Lebanon’s President Michel Suleiman has on Thursday asked the outgoing cabinet to continue in office in a caretaker capacity after the government collapsed on Wednesday following the resignation of more than one-third ministers.
“Since one third of the cabinet members quit, the government is now considered resigned,” Mr. Suleiman said in a statement, “For this reason, I request the caretaker government to carry out its duties until a new one is formed.”
Eleven cabinet ministers belonging to Hizbollah and its allies resigned on Wednesday over the international investigation on the 2005 assassination of former Lebanese Prime Minister, Rafik Hariri. They said the prime minister had rejected their demand that an urgent cabinet session be called to discuss the government’s withdrawal from all co-operation with the UN-backed Special Tribunal for Lebanon (STL). The Hizbollah has for long been saying that the STL would wrongly indict it for Hariri’s assassination.
The indictments are expected to be released next week, though a delay in this process cannot be ruled out, observers say.
Analysts point out that indictment of Hizbollah in the Hariri’s assassination is likely to surge sectarian tensions between the Shia group and Lebanon’s Sunni community to which the late Hariri belonged, thus evoking fears of resurrection of the bloody Lebanese civil war.
In Washington, where the outgoing Prime Minister Saad Hariri was present on Wednesday, the U.S. President Barack Obama slammed Hizbollah for causing the government’s collapse. In a statement, the White House accused Hizbollah for “demonstrating their own fear and determination to block the government’s ability to conduct its business and advance the aspirations of all of the Lebanese people.”
Mr.

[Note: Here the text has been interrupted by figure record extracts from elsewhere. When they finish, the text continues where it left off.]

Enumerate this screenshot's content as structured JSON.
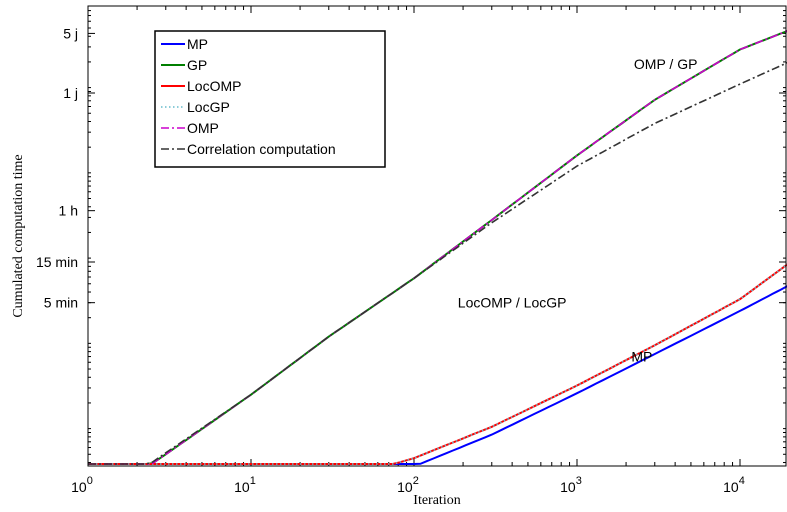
{
  "chart_data": {
    "type": "line",
    "xlabel": "Iteration",
    "ylabel": "Cumulated computation time",
    "x_scale": "log",
    "y_scale": "log",
    "xlim": [
      1,
      20000
    ],
    "x_ticks": [
      {
        "value": 1,
        "base": "10",
        "exp": "0"
      },
      {
        "value": 10,
        "base": "10",
        "exp": "1"
      },
      {
        "value": 100,
        "base": "10",
        "exp": "2"
      },
      {
        "value": 1000,
        "base": "10",
        "exp": "3"
      },
      {
        "value": 10000,
        "base": "10",
        "exp": "4"
      }
    ],
    "y_ticks": [
      {
        "label": "5 min",
        "seconds": 300
      },
      {
        "label": "15 min",
        "seconds": 900
      },
      {
        "label": "1 h",
        "seconds": 3600
      },
      {
        "label": "1 j",
        "seconds": 86400
      },
      {
        "label": "5 j",
        "seconds": 432000
      }
    ],
    "annotations": [
      {
        "text": "OMP / GP",
        "x": 3500,
        "seconds": 190000
      },
      {
        "text": "LocOMP / LocGP",
        "x": 400,
        "seconds": 300
      },
      {
        "text": "MP",
        "x": 2500,
        "seconds": 70
      }
    ],
    "legend": {
      "position": "top-left",
      "entries": [
        {
          "name": "MP",
          "color": "#0000ff",
          "dash": "solid"
        },
        {
          "name": "GP",
          "color": "#007f00",
          "dash": "solid"
        },
        {
          "name": "LocOMP",
          "color": "#ff0000",
          "dash": "solid"
        },
        {
          "name": "LocGP",
          "color": "#66bbcc",
          "dash": "dotted"
        },
        {
          "name": "OMP",
          "color": "#cc00cc",
          "dash": "dashdot"
        },
        {
          "name": "Correlation computation",
          "color": "#333333",
          "dash": "dashdot"
        }
      ]
    },
    "series": [
      {
        "name": "MP",
        "color": "#0000ff",
        "dash": "solid",
        "x": [
          1,
          3,
          10,
          30,
          100,
          300,
          1000,
          3000,
          10000,
          20000
        ],
        "seconds": [
          1.08,
          1.2,
          1.4,
          2.0,
          3.6,
          8.5,
          26,
          75,
          240,
          480
        ]
      },
      {
        "name": "GP",
        "color": "#007f00",
        "dash": "solid",
        "x": [
          1,
          3,
          10,
          30,
          100,
          300,
          1000,
          3000,
          10000,
          20000
        ],
        "seconds": [
          1.18,
          5,
          25,
          120,
          580,
          2800,
          16000,
          72000,
          280000,
          470000
        ]
      },
      {
        "name": "LocOMP",
        "color": "#ff0000",
        "dash": "solid",
        "x": [
          1,
          3,
          10,
          30,
          100,
          300,
          1000,
          3000,
          10000,
          20000
        ],
        "seconds": [
          1.08,
          1.25,
          1.5,
          2.3,
          4.5,
          10.5,
          32,
          95,
          330,
          870
        ]
      },
      {
        "name": "LocGP",
        "color": "#66bbcc",
        "dash": "dotted",
        "x": [
          1,
          3,
          10,
          30,
          100,
          300,
          1000,
          3000,
          10000,
          20000
        ],
        "seconds": [
          1.08,
          1.25,
          1.5,
          2.3,
          4.5,
          10.5,
          32,
          95,
          330,
          870
        ]
      },
      {
        "name": "OMP",
        "color": "#cc00cc",
        "dash": "dashdot",
        "x": [
          1,
          3,
          10,
          30,
          100,
          300,
          1000,
          3000,
          10000,
          20000
        ],
        "seconds": [
          1.18,
          5,
          25,
          120,
          580,
          2800,
          16000,
          72000,
          280000,
          470000
        ]
      },
      {
        "name": "Correlation computation",
        "color": "#333333",
        "dash": "dashdot",
        "x": [
          1,
          3,
          10,
          30,
          100,
          300,
          1000,
          3000,
          10000,
          20000
        ],
        "seconds": [
          1.2,
          5.2,
          25,
          120,
          580,
          2600,
          12000,
          38000,
          110000,
          200000
        ]
      }
    ]
  }
}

Hariri later left for Paris for consultations with French President Nicolas Sarkozy.
In the region, Turkish foreign minister Ahmet Davutoglu, on Wednesday discussed over telephone, the developments in Lebanon with Mr. Hariri, Saudi Arabia’s state-run Saudi Press Agency (SPA) reported. On his part, Syrian President Bashar al-Assad called Mr. Suleiman on Thursday. An editorial in the Al Quds Al Arabi, a Palestinian daily in Arabic out of London, said that “(a) stage of escalation has started” in Lebanon.